Jika kita perhatikan terjemahan di atas, sejumlah kata-kata khas muncul, “Allah”, “ALLAH”, “Tuhan ALLAH”, TUHAN”. Jika seorang pengkhotbah membacakan terjemahan tersebut dan jemaat mendengarkannya, dapatkah para pendengar (silahkan Anda mengidentifikasikan diri sebagai pendengar) membedakan sebutan-sebutan di atas, meskipun dibedakan dengan huruf kapitalisasinya? Jika pengkhotbah menyebut “Tuhan ALLAH”, dapatkah pendengar membedakan dengan ketika Sang Pengkhotbah menyebut “TUHAN” (dengan huruf kapital semua) dan “ALLAH” (dengan huruf kapital semua) serta “Allah” (huruf depan saja yang kapital). Saya sangat yakin, Anda akan kesulitan untuk membedakannya, terkecuali Anda membaca sendiri terjemahan atau teks yang dibaca tersebut.

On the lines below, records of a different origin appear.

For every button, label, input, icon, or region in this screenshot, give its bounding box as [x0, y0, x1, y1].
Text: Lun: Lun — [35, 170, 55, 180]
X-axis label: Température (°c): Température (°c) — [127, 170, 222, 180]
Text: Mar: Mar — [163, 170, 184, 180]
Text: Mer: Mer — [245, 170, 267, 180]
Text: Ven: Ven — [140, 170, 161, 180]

Apakah perbedaan antara sebutan “Allah”, “ALLAH”, “TUHAN”, “Tuhan ALLAH” dalam terjemahan di atas. Istilah-istilah tersebut tersebar merata dalam keseluruhan terjemahan TaNaKh oleh Lembaga Alkitab Indonesia dari Kitab Kejadian hingga Maleakhi. Dan Untuk Kitab Perjanjian Baru, dari Kitab Matius sampai Wahyu, hanya muncul kata “Allah” dan “Tuhan”. Kenyataan di atas saya namakan “kerancuan nama dan terminologi Ketuhanan”. Dalam hal ini, Lembaga Alkitab Indonesia tidak bisa membedakan nama diri (personal name) dan nama umum (generic name).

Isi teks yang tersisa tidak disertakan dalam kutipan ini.